What does happen in this novel? Elayne drinks lots of watery tea. Egwene has lots of headaches, Rand lies in bed with Min and wishes he were dead. Loail explains again why he is not ready to settle down. Aviendha wanders around in the buff again. Mat continues to not understand women. Aes Sedai and the Sea Folk, and the Kin continue to argue with one another about every little thing. We continue to get a fashion review of what every woman is wearing, and how much bosom she is showing (typically a great deal). That’s about it.

So, despite the “productivity”, both Martin and Jordan had/have the same unwillingness to finish. Whether this is from greed or simple logorrhea, Jordan could not bring himself to enter the series’ third act. In the end he did not, and another author finished the series for him.
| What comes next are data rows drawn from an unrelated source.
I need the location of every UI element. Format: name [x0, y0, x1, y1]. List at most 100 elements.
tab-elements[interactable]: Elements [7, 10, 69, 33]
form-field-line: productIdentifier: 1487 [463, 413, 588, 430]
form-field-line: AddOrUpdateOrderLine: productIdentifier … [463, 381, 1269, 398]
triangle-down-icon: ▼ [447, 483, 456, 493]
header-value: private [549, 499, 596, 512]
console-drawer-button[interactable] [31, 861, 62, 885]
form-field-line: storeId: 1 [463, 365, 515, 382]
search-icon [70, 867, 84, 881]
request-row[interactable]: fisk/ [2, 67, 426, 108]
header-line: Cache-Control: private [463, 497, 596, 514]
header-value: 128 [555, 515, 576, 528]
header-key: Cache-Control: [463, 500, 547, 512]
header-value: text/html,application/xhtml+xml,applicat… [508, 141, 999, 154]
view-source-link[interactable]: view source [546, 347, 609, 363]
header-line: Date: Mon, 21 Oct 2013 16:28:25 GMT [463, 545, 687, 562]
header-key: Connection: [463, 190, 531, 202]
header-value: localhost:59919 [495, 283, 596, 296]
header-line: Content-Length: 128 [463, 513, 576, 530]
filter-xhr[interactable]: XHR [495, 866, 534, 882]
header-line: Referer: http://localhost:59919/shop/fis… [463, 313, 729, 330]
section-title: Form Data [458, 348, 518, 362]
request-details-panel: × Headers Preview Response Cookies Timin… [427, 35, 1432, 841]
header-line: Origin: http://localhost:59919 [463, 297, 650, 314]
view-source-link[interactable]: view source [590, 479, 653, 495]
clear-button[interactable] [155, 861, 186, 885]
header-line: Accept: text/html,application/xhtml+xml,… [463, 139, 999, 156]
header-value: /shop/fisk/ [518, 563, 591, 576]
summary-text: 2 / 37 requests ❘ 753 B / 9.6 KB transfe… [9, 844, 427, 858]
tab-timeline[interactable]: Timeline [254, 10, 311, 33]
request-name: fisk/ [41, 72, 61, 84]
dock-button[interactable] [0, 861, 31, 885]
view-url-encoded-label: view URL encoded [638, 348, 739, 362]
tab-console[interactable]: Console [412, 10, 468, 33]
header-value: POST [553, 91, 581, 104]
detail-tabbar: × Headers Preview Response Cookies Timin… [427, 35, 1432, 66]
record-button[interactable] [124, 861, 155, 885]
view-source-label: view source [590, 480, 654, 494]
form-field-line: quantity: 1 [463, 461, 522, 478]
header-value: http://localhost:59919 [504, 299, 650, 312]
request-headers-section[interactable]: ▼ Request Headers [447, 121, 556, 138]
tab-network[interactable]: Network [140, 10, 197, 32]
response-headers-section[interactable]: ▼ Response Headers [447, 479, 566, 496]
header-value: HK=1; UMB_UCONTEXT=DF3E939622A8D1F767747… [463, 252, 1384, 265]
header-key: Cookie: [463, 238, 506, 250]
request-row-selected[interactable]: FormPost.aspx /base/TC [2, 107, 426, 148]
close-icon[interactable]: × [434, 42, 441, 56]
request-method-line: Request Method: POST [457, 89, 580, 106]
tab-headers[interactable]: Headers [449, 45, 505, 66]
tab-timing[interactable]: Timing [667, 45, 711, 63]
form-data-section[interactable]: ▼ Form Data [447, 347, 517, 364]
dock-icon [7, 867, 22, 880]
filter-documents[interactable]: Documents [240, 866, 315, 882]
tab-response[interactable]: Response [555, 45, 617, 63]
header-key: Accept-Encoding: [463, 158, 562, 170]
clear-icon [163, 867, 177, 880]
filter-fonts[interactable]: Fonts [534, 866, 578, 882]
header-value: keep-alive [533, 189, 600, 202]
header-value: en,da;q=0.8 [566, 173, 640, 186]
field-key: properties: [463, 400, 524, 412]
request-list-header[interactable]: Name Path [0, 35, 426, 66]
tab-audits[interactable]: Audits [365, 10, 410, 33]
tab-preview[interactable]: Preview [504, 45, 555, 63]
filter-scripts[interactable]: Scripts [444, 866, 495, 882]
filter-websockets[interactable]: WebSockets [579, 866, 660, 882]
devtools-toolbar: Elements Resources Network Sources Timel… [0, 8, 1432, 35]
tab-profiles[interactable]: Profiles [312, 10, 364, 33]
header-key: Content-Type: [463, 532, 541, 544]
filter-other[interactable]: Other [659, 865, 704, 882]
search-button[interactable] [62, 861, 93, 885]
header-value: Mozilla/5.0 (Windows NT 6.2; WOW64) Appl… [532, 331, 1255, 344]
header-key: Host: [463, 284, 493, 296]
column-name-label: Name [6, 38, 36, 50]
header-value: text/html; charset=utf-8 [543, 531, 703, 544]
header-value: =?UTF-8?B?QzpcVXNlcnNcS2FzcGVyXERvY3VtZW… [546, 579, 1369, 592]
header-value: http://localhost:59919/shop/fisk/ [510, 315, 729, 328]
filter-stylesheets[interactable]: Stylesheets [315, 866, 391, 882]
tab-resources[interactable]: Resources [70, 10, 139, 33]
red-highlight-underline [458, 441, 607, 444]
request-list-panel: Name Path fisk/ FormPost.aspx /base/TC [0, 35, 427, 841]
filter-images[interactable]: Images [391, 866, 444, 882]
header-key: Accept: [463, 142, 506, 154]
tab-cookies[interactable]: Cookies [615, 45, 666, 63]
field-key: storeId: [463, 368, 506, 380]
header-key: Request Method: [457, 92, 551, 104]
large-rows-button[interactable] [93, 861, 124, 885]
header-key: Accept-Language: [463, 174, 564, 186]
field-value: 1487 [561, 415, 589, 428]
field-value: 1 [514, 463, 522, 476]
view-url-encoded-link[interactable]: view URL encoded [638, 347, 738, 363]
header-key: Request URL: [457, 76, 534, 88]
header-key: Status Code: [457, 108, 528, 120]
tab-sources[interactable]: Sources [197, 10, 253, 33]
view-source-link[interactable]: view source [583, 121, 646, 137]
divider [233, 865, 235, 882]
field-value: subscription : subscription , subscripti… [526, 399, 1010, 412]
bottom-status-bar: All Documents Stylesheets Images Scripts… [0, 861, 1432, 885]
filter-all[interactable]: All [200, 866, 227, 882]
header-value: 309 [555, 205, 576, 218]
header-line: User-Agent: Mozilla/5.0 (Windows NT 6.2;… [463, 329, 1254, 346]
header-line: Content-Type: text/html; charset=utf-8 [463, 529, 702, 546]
This may be a risky series for Amazon to adapt. On the one hand, the sheer length of the thing begs for a long-form, serial treatment. TV can dig into the nuances of this in a way that movies can’t. But the showrunners will have to make smart choices, or the TV series will get bogged down in the same way the books did. Some of the fluff will need to be cut away, or around Season 10 the fans will be as frustrated and bored with the plot slows and the encyclopedic panoply of minor characters as the readers were.

The other problem is the characters. The world in Wheel of Time is much more intricate and realized than the characters are. The characters barely stand out at all, in fact. All the male characters are varying degrees of dim, and all the female characters varying degrees of shrewish. The symphony of confused grimaces and braid-tugging becomes a chore pretty early in the series, and it never relents. Rand al-Thor doesn’t have Jon Snow’s dogged rectitude, and Egwene lacks Danaerys Targaryen’s heroic passion. The sense of decisions that matter and shift the characters, the sense of life-or-death hanging in the balance, is peculiarly absent. The characters just seem to keep going, and they don’t ever seem to change.

Granted, I checked out half-way through. It may be that a TV series can move credibly through the vast scope of Jordan’s universe and give the characters distinct lives. But I’m probably going to wait on word-of-mouth.